Of the nominees, I’ve only met General Jones, the former Marine four-star. When he was SACEUR and head of EUCOM, I was at NATO in 2006 as part of work for the Center for the Study of the Presidency. I was leading the staff work for a study that began in 2004. That project identified options for the U.S. to bolster its homeland security initiatives through engaging multilateral institutions like NATO. Dave Abshire, president of CSP, led our team, which included Max Angerholzer of the Lounsbery Foundation, Ambassador Gary Matthews of USIP, and former CSP Executive VP Jay Parker. General Jones talked with us for two hours.

While I expected only a cursory review of priority issues at NATO and a perfunctory acknowledgment of homeland security issues as being relevant to alliance workings, General Jones engaged us in a sweeping dialogue and provided a comprehensive explanation of trends and tensions across the Alliance that reached far beyond NATO’s immediate geography. He described the importance of reconciling EU-NATO interests and authorities, options for engaging Middle East nations and Mediterranean states, as well as the political forces behind several setbacks in pursuit of better global consensus post-9/11. This was clearly more than a unified combatant commander. He was already a national security advisor, just an under-employed one.

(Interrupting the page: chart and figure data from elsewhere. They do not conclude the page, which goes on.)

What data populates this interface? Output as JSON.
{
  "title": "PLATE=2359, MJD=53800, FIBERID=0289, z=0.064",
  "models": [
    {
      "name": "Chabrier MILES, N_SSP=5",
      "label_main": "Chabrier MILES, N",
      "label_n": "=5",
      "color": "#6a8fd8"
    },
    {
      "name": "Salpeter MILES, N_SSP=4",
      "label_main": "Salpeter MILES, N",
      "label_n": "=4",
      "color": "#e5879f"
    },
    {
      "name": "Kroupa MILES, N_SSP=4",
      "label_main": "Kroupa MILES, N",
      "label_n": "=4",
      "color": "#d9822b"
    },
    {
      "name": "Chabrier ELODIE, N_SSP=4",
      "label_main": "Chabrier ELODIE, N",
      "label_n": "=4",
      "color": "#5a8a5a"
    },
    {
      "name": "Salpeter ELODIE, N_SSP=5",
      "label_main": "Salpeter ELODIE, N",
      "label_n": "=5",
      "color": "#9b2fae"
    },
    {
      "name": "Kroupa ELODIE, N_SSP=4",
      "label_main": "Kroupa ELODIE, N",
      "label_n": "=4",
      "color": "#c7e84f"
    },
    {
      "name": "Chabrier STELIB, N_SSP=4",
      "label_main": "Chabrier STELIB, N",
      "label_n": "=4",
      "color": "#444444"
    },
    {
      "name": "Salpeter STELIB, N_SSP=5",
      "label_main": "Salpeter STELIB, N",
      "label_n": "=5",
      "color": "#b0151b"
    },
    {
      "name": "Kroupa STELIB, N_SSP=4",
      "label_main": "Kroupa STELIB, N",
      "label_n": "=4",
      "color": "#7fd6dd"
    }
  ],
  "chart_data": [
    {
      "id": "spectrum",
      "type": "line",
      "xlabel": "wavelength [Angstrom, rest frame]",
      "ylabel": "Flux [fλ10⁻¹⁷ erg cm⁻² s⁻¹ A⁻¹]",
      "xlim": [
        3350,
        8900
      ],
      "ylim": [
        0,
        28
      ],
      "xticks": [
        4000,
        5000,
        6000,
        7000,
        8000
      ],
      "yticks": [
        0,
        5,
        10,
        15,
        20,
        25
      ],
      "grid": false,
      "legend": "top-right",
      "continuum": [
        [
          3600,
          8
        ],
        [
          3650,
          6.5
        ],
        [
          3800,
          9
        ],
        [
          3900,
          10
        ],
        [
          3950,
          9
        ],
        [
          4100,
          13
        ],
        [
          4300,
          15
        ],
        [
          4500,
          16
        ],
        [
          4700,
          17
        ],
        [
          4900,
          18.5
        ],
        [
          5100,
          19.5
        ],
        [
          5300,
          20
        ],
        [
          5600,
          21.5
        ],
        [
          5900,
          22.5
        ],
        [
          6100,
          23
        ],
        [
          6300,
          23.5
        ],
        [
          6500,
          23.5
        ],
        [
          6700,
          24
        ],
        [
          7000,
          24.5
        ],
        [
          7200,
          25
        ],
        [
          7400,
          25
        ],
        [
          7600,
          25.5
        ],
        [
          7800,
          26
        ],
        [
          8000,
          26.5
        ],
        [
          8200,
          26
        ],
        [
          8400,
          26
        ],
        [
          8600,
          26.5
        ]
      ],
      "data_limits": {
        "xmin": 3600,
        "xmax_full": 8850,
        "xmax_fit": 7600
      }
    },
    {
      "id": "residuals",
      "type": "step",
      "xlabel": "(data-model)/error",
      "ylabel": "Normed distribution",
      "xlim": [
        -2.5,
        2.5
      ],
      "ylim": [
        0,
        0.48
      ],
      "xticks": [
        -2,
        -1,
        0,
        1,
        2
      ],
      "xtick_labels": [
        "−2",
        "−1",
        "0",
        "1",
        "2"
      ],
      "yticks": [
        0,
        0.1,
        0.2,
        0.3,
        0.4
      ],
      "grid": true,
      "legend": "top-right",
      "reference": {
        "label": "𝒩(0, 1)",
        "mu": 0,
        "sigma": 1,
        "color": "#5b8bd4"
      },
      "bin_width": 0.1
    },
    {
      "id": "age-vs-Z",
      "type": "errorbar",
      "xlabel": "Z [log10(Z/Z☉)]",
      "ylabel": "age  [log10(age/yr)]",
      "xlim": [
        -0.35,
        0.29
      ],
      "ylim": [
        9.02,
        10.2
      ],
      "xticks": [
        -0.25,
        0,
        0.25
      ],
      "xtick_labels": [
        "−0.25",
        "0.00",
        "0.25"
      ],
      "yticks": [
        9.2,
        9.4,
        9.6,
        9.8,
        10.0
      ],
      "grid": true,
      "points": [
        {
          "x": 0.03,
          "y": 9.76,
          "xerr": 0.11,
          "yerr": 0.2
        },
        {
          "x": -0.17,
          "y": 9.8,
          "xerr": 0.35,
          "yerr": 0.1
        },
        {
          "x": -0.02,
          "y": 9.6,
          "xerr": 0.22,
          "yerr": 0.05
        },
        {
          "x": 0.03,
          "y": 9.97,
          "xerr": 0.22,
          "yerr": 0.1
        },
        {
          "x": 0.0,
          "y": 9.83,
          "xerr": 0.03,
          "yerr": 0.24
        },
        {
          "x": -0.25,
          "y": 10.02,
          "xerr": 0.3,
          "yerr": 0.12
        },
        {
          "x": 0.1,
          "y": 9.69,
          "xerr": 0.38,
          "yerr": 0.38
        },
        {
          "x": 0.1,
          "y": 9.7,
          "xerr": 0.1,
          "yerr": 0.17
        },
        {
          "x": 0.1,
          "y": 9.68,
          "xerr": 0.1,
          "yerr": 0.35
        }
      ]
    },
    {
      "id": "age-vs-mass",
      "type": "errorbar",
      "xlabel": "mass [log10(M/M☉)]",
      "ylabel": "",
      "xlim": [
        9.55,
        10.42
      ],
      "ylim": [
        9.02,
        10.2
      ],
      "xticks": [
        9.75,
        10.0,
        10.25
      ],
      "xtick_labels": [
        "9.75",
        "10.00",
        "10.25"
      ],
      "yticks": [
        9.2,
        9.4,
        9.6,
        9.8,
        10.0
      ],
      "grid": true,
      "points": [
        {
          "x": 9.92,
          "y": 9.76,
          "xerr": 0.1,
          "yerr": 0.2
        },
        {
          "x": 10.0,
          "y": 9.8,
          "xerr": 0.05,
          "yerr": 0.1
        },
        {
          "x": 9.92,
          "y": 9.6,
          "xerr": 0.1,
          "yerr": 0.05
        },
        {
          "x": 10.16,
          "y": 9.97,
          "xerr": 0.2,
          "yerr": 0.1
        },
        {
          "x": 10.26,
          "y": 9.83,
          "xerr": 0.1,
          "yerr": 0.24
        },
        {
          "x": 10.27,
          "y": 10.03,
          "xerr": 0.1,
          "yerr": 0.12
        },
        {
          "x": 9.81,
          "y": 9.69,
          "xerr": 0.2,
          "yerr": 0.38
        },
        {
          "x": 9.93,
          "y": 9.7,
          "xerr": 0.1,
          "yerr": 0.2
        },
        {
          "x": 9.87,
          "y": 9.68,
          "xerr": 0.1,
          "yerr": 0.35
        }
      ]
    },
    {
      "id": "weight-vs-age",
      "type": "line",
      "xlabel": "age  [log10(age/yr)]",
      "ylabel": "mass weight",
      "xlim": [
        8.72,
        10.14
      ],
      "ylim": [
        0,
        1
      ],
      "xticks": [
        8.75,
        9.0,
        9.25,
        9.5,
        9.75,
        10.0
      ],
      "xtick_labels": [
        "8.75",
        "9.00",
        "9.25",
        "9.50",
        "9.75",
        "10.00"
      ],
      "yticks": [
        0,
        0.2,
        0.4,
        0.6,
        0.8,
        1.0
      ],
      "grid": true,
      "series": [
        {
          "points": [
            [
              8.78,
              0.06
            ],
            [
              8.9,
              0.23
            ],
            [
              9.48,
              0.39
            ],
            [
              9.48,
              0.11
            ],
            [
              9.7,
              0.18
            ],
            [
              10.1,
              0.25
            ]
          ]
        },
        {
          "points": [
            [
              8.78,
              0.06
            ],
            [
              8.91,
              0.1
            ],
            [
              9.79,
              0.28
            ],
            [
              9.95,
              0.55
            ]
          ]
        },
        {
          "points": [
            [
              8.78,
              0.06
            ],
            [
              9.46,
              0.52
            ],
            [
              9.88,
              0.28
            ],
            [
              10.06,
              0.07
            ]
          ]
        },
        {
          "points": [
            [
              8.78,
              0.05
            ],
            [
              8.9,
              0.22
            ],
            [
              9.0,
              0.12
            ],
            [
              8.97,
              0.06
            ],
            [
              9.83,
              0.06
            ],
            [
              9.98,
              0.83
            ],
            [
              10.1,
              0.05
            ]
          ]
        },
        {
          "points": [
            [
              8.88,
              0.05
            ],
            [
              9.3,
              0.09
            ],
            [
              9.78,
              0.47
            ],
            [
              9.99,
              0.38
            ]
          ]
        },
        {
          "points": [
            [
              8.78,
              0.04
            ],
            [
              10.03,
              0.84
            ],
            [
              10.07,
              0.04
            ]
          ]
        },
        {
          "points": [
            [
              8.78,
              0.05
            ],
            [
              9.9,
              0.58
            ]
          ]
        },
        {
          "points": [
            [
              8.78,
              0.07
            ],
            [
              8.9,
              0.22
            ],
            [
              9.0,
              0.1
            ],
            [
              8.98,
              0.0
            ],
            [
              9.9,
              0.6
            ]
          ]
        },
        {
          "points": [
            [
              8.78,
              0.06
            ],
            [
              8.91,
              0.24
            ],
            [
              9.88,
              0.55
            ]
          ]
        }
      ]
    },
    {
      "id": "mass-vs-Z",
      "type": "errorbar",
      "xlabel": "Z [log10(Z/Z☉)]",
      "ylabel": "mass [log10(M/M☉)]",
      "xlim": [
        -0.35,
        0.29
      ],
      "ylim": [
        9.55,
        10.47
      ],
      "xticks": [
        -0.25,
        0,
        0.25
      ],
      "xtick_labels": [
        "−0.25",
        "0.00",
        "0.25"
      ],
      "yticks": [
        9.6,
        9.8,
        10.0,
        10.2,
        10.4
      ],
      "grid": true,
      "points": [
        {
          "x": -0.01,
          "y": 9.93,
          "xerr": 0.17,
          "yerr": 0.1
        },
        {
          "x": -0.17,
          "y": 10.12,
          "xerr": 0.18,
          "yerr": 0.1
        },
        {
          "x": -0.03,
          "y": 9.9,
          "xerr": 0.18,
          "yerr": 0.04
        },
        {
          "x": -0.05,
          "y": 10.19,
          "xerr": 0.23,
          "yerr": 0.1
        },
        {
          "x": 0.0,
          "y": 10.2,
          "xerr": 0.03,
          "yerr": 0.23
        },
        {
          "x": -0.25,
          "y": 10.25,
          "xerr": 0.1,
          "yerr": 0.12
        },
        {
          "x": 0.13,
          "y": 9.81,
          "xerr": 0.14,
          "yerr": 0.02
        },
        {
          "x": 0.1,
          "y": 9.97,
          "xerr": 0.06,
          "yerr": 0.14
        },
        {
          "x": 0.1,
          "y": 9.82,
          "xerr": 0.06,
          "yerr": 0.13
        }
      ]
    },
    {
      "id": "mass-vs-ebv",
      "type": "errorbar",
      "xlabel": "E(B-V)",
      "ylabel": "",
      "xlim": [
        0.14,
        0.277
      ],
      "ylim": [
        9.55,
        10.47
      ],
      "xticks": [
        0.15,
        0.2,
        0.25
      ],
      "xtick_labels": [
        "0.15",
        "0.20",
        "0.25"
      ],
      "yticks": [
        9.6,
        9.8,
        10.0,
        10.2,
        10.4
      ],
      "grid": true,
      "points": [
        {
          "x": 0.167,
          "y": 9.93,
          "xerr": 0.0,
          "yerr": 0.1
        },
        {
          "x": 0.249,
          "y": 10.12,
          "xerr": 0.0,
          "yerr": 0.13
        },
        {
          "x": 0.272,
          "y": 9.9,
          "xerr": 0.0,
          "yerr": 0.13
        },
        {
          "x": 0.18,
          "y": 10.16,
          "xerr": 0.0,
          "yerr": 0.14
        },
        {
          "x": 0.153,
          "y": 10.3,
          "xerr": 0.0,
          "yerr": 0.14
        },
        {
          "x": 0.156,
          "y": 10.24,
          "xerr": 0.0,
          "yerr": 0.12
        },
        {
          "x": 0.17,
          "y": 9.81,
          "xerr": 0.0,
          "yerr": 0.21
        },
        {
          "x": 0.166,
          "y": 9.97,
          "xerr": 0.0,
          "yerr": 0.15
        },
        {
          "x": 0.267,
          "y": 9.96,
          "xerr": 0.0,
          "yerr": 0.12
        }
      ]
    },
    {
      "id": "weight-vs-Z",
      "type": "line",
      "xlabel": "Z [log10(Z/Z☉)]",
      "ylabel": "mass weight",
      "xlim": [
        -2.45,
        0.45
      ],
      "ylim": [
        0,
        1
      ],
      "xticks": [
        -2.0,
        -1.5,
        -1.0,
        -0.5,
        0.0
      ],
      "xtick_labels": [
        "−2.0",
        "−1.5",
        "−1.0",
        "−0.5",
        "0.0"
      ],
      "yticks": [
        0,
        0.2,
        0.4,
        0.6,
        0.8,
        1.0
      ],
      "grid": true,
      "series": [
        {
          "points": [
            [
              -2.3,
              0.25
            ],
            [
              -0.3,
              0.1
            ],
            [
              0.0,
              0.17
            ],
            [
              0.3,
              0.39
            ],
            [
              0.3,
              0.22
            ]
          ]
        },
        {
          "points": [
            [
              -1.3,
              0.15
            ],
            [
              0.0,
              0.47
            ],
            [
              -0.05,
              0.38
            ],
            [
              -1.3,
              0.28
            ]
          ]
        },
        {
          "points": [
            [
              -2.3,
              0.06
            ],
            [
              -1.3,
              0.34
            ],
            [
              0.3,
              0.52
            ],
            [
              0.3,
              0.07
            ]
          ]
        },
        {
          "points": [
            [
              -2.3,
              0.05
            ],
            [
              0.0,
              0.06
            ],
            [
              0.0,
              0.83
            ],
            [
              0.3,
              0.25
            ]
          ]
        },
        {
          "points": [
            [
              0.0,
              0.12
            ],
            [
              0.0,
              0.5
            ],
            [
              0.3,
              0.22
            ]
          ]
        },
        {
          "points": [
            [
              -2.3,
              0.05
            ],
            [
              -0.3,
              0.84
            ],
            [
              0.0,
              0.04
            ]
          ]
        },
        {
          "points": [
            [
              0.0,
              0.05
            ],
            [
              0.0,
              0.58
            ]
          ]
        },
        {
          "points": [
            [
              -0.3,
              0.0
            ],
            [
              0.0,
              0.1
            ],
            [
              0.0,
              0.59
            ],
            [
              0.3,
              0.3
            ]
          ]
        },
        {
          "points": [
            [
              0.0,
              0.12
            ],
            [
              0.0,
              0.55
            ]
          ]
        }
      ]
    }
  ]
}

Apparently, both McCain and Obama sought Jones’ advice during the campaign. Jones hasn’t always agreed with candidate Obama. He chaired the Independent Commission on the Security Forces of Iraq in 2007 and said a deadline for troop withdrawal would be “against our national interest.” Of course, a lot has changed since then. Jones also served as president and CEO of the Institute for 21st Century Energy, which is part of the U.S. Chamber of Commerce.

Additional notes:
Gates will be able to get to work immediately as the first defense secretary held over by a new president since he will not have to undergo Senate confirmation.

Susan Rice, a specialist on Africa, advised Obama during the campaign and is a protégé of Madeleine Albright, President Clinton’s secretary of state.

Napolitano has won an early endorsement from…Senator McCain. Considered a moderate Democrat, McCain said last month about Napolitano “I hope she is quickly confirmed.”